Walking ahead of my parents, sister and girlfriend towards the Town Hall on the night of the count, was a very odd feeling. A degree in politics, seven years as a school governor, six as a magistrate, had sold my stable family businesses, hours of walking, and thousands upon thousands of leaflets, committing to this direction, was all for a decision that was now completely past any control and in the hands of others. Anyone who has stood in an election will be very familiar with this feeling whether the seats are safe or not. There is always the niggling ‘what if it was not enough’. I thought of Schrodingers cat.
We were met with friendly faces all wearing blue rosettes, exchanged pleasantries with those from some colours, blankly ignored others wearing certain colours, while we were all taking samples from the all important boxes. I am as ever and will always be so grateful for the strength and support of my other ward Councillors Ken and David- who I at times forgot was also standing for reelection!- their reassurance, calm and composure. Other friends with their words of support and concern helped immensely. Agent Alex Hall’s directing gave us all something to do and with the data slowly coming in, the picture becoming more and more clearer, we all began to relax.
Come Friday morning we resumed the count. Armed with Alex’s complied numbers we knew roughly that the seats were all ours. While taking a moment outside the main hall, I saw the one of the other candidates being interviewed by the Sutton Local. “We believe the results are too close to call and are confident of a good result, hopefully we will see the first UKIP Councillor in Sutton..’ he caught my eye before telling the interviewer he would rather continue away from where people would overhear. I smiled and offered to leave the hallway. Catching the interviewer after I offered “it really isn’t going to be that close” “How do you know?” He asked. “I’m the other candidate”.

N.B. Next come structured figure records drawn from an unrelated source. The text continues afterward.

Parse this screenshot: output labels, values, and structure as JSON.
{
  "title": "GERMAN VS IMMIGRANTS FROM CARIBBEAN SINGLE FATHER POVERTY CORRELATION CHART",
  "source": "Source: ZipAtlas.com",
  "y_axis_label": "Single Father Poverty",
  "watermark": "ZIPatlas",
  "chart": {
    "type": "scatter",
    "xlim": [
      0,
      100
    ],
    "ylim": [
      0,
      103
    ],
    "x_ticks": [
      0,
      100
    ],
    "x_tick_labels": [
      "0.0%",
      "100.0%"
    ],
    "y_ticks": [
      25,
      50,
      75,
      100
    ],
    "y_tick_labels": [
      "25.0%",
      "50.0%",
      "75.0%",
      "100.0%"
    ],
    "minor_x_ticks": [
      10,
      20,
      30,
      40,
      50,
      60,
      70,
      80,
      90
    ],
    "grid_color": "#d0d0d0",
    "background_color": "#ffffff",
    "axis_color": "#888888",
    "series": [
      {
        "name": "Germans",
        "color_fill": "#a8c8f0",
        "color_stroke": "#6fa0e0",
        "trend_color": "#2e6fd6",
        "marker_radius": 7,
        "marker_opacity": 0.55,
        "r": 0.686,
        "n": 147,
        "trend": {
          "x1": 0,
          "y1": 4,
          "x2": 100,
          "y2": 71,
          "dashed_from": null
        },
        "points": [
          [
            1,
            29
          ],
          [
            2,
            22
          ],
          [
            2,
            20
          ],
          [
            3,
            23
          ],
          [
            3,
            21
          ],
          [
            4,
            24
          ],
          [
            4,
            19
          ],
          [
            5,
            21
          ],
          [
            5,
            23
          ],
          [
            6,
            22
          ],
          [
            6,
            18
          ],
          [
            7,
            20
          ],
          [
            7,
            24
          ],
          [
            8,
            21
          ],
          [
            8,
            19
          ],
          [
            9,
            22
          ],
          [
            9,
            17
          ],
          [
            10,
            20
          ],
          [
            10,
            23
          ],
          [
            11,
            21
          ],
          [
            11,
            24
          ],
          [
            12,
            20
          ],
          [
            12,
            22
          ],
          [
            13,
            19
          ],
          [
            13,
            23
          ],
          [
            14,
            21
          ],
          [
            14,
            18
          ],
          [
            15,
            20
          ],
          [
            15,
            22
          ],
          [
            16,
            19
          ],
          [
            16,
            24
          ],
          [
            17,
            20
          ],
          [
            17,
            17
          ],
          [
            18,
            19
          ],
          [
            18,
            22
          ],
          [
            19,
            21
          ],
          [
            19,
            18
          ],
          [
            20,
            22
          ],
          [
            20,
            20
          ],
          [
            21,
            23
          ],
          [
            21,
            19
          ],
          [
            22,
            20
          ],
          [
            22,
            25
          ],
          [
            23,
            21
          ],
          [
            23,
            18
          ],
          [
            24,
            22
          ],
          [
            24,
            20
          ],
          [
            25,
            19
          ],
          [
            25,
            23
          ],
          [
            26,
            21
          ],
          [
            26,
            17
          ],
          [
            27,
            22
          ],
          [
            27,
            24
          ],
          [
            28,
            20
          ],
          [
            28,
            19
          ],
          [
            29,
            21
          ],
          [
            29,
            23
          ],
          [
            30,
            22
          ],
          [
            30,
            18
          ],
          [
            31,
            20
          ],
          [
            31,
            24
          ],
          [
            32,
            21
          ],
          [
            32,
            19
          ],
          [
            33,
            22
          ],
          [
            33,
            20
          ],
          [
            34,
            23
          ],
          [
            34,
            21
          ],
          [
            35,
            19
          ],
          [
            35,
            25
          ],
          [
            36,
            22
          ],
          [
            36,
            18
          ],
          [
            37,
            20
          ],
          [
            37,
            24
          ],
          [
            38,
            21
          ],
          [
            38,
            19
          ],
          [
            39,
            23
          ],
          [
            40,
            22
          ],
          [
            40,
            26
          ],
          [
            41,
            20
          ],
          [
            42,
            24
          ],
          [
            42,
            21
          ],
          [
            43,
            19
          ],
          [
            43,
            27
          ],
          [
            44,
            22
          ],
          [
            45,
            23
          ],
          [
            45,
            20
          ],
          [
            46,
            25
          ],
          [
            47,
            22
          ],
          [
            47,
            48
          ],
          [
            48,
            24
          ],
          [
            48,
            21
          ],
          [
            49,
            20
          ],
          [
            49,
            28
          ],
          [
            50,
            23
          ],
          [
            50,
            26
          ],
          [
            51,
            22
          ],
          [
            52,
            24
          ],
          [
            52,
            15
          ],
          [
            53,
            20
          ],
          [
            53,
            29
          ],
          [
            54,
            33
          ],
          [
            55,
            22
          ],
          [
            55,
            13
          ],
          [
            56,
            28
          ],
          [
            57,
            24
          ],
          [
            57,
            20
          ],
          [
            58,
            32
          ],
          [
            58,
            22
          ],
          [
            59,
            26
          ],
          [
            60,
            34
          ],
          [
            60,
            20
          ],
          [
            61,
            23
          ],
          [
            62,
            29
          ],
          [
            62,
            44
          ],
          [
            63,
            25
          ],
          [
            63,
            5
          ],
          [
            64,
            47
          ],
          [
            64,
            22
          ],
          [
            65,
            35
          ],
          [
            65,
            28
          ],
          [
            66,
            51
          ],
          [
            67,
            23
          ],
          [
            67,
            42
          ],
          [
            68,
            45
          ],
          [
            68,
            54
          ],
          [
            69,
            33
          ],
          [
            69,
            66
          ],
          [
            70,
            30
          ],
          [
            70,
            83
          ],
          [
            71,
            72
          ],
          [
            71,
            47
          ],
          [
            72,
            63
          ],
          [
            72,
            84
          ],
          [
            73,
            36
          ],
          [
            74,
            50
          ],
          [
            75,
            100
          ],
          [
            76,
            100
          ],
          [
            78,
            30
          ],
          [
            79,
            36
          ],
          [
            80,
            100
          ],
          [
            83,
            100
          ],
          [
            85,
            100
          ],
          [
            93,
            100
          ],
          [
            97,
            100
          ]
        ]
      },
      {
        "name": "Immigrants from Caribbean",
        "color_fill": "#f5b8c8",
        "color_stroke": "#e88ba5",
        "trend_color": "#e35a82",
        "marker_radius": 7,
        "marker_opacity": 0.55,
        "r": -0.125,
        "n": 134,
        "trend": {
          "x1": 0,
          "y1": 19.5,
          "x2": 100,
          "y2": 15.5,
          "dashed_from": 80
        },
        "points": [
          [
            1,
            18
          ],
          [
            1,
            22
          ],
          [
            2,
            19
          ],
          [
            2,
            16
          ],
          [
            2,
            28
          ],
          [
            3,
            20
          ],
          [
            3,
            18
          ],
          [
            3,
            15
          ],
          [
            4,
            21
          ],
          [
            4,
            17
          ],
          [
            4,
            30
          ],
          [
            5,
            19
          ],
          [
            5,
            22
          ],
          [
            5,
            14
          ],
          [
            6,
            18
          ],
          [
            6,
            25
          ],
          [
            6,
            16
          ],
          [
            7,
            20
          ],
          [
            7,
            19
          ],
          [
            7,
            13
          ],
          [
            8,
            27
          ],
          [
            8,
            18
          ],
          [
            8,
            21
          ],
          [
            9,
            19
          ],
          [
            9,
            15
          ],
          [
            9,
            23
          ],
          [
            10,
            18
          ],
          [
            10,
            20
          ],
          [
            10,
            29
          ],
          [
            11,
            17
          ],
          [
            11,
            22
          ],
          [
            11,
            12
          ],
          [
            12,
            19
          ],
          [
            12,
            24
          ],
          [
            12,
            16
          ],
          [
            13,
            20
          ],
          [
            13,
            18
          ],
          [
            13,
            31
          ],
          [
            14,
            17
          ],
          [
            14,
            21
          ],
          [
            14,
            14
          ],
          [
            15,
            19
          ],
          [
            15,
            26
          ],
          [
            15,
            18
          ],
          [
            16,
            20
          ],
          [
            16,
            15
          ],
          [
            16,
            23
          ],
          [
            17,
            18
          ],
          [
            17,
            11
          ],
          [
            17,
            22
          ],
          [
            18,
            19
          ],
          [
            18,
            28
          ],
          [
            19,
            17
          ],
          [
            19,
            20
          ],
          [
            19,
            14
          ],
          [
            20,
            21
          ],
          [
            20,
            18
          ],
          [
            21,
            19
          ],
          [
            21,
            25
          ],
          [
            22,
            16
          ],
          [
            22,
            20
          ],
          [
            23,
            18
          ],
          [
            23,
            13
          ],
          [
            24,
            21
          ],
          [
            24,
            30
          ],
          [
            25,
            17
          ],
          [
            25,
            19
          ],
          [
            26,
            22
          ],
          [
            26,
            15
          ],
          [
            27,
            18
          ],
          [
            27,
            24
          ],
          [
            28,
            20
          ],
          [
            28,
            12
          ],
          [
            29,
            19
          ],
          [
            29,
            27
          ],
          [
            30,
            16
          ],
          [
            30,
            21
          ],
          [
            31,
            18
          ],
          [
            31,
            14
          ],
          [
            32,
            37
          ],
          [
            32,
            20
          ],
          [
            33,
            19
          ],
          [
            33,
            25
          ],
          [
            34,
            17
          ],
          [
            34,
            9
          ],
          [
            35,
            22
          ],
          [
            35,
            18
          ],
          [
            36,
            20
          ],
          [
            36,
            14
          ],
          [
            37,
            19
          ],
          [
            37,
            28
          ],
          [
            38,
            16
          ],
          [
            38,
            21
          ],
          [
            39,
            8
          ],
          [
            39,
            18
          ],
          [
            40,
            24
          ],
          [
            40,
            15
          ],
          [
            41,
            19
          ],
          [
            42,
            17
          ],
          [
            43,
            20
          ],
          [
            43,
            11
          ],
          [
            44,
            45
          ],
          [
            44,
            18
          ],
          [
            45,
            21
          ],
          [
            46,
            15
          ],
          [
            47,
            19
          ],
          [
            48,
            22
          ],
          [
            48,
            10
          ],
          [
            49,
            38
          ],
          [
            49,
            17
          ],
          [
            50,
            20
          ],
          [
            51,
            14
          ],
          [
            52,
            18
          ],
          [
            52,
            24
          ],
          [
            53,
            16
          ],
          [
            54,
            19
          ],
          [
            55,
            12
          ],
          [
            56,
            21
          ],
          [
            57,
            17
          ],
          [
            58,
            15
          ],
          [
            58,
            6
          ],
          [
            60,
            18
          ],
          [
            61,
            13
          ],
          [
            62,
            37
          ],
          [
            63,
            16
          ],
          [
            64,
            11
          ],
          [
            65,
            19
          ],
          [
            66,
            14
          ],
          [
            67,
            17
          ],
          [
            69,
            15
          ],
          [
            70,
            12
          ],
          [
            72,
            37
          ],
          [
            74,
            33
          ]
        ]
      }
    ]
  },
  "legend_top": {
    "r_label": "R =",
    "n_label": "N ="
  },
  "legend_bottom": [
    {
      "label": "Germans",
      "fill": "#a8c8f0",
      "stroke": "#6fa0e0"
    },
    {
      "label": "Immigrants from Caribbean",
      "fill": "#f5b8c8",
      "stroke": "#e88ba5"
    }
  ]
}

The initial candidates’ announcement was a very special moment. The returning officer gathered all the candidates and their agents in a corner and slowly read out the results. David and I beamed at each other and shook hands with each other and then everyone else. I hugged my family, Ken, others came over, others smiled and nodded from across the room, the whole association it felt came together to share this moment of collective achievement and happiness for us all. The counting staff looked on from their seats at the five of us hugging, smiling, relieved. David’s wife Kay shed a few tears, my dad had something in his eye. I realised how much they had been working for this moment too, how much it meant to them, their own anxieties and their sense of pride in what we had all sacrificed being worth it.